ハチスノイト『Universal Quiet』


 夢中夢のハチスノイトによるソロ・デビューアルバム。本作は声のみで構築された崇高な世界観のヴォイス・シンフォニーである。天啓から大地に降り注ぐようなサウンドには思わず眩暈を覚える。その世界観はビョークというより、声のみで構築されたアルヴォ・ペルトというのが、最も近いのではないか。また本作はそのような陶酔するとところに留まらず、声の編集によるミニマルなアプローチもユニークである。

古川麦『Far / Close』


 至高のシンガーソングライターによる至高のアルバム。エレガントなアレンジが楽曲の素晴らしさを最大限に引き上げている。極めて豊饒なエモーションに彩られたこの音楽詩集は、初のソロアルバムにも関わらず、既に老成されている。本作で古川麦という天賦の才能は日本の音楽史にその名を刻印した。そして今後も常に古川麦は音楽史のオルタナティヴな存在であり続けるだろう。私は本作を聴いてそれを確信している。

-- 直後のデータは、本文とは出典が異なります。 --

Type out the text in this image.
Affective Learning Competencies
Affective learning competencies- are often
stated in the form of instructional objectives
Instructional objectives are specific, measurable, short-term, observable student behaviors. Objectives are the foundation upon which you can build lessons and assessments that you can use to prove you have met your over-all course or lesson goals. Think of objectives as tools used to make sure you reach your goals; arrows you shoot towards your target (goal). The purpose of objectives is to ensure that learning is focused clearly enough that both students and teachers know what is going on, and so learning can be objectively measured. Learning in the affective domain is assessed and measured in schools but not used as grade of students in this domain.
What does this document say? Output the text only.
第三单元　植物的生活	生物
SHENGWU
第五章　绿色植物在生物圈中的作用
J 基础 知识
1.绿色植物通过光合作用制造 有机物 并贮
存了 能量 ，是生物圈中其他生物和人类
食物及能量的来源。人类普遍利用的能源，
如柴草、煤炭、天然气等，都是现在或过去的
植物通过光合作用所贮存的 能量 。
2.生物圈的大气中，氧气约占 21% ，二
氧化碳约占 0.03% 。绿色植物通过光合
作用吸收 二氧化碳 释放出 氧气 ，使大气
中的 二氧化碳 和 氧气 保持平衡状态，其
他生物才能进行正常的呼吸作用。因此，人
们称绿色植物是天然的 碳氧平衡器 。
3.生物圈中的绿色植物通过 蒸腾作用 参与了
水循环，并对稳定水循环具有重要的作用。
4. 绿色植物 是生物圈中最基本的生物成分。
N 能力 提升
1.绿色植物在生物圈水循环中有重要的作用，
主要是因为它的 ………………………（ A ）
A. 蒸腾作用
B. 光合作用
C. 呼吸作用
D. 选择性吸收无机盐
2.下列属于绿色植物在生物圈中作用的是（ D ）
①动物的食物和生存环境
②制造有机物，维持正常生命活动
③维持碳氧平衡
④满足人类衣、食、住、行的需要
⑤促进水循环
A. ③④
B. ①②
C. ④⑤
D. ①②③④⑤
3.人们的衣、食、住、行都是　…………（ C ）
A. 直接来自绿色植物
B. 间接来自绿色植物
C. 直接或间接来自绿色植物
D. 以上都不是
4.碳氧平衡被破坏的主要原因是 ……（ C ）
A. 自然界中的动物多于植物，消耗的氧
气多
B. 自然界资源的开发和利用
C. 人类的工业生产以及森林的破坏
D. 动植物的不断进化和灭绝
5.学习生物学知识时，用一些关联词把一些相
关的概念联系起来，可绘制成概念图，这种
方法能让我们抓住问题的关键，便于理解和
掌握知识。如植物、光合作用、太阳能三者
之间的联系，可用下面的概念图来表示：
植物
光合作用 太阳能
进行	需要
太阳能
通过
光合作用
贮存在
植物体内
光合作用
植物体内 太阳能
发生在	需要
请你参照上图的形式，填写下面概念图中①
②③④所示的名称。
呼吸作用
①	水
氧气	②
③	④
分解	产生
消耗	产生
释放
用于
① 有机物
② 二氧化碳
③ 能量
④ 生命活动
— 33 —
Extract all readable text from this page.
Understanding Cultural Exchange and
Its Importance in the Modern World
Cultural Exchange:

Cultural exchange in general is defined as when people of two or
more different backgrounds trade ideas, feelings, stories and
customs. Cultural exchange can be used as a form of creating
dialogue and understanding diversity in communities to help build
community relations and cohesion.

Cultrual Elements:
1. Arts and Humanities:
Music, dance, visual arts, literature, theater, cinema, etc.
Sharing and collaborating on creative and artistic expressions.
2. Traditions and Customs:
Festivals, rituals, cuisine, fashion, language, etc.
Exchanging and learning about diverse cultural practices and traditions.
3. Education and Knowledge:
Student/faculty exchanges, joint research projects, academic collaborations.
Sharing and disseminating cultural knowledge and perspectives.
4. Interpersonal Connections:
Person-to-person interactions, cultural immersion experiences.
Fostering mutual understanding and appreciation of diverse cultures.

Scott walker & Sunn O)))『Soused』


 
スコット・ウォーカーとサン O)))の邂逅に偶発性は全くないと言っていい。何故ならばこの両者は出逢うべくして出会った――輪廻の中に互いに矛盾することなく存在していたからだ。それは言い変えるならば、アヴァンギャルド音楽史の中でと言ったところだろうか。それを象徴するように本作は正に正統派アヴァンギャルド・ロックが全編に亘り展開されているのである。しかし、この正統派のアヴァンギャルドはときたら、何たる凄絶か!

Mamiffer『Statu Nascendi』


 先日来日公演を行った、フェイス・コロッチャと夫である元アイシスのアーロン・ターナーによる音響ユニットの3rdアルバム。この二人の関係性はどこかアンヌ=マリー・ミエヴィルとジャン=リュック・ゴダールを思い起させる。互いの創作にインスピレーションとして干渉し生まれる相互作用の結果がこの作品に結実となって表れているのだ。フェイスのピアノの主旋律とアーロンの残響ノイズが深奥な響きを奏でていて美しい。

Keiichi Sugimoto 『Play Music』


 音楽の記憶の断片――杉本圭一による『Play Music』の主題とは、正にここにある。数多の劇伴を手掛けてきた中から厳選された楽曲群は、驚異的な音楽的レンジを誇っている。且つ散漫な印象は全く受けない。むしろ、次々と現れるあらゆる趣向の音楽が巡り、イメージ(場面の転換)を想起させる。これは一本の明瞭なストーリー性を備えた音劇である。